With a $6.5 million difference, renovating the building doesn’t seem to be a popular idea. However, the voters in Newmarket have rejected building a new high school.
Constructing a new high school that could house the estimated 220 students would be ideal, according to some members of the community. Amanda St. Pierre graduated from Newmarket High School in 2011 with her 72 peers. The school, which has sections that date back to the 1920s, “is getting really old,” she said. “The ceilings were falling and some rooms were flooding when I went there.”
But time is running out. According to an article published by SeacoastOnline, “Fire Chief Rick Malasky wrote a letter to Hayes dated June 29, 2011, saying the agreed upon repairs, at an estimated cost of more than $2 million, must be completed by September 2015 or the building will be either ‘abandoned or replaced.’”
Another option that is being considered would send Newmarket students to Oyster River High School. Oyster River, located in Durham, services students from Durham, Lee and Madbury, and the student body is typically around 700. A few students from Barrington are tuitioned in. In 2006, Oyster River High School also underwent a major renovation that cost $22 million.
The Oyster River school district was against this proposal when it was originally proposed. However, last spring, the number of enrolled students significantly declined. Since then, the two school districts have been in discussion about a possible merger.
Jack Nimmo, a sophomore at Oyster River High School, said he would not mind if Newmarket and Oyster River merged.

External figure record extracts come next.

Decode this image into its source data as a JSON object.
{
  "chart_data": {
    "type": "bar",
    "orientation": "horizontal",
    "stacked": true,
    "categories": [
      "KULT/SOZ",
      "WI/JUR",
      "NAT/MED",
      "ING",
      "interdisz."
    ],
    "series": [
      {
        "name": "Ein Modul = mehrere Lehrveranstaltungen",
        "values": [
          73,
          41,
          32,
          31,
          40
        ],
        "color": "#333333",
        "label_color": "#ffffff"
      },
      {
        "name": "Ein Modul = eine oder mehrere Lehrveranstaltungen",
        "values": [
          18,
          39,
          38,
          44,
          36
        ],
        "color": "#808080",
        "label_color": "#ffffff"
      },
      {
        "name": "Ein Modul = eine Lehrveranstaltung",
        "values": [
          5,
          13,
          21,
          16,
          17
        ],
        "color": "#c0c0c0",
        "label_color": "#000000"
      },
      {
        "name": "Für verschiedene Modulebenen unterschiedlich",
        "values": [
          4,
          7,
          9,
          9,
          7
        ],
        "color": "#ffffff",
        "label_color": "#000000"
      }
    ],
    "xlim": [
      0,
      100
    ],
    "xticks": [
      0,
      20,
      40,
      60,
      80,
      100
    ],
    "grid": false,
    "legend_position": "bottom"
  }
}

“I don’t think the atmosphere and general feeling that Oyster River carries would change much,” Nimmo said. “But the classes at Oyster River are small; one negative to having extra kids would be that class sizes would be larger.”
Newmarket Superintendent Jim Hayes said at a public hearing in January, “In terms of a long-term solution, there is no opportunity.”
According to Hayes, Oyster River would consider taking up to 100 Newmarket students, but it would be for no more than five years.
Barrington does not have a high school and recently closed the discussion of building one. Oyster River’s tuition agreement with Barrington is exclusive to its high school students only and costs $13,200 per student, per academic year.
The Department of Education reports that the cost per student, per academic year at Newmarket high school is $15,161.07. A student at Oyster River high school costs $16,084.19. By entering into a tuition agreement with Oyster River, Newmarket taxpayers could, if Oyster River offers them a similar tuition contract to Barrington’s agreement, save $2,161.07 for each student per academic year.
Discussions are ongoing and will continue in Newmarket and between the districts, but how will the students at Oyster River react to the potential expansion?
Cam Messer, a junior at Oyster River, has an optimistic opinion on his peers.
“I am a firm believer that students get a truly unique and quality education here, and the daunting Newmarket enrollment numbers jeopardizes that,” Messer said.
“But progress is always good, and if it does happen, I think we will have to deal with the situation in a mature, respectful and responsible way,” he said.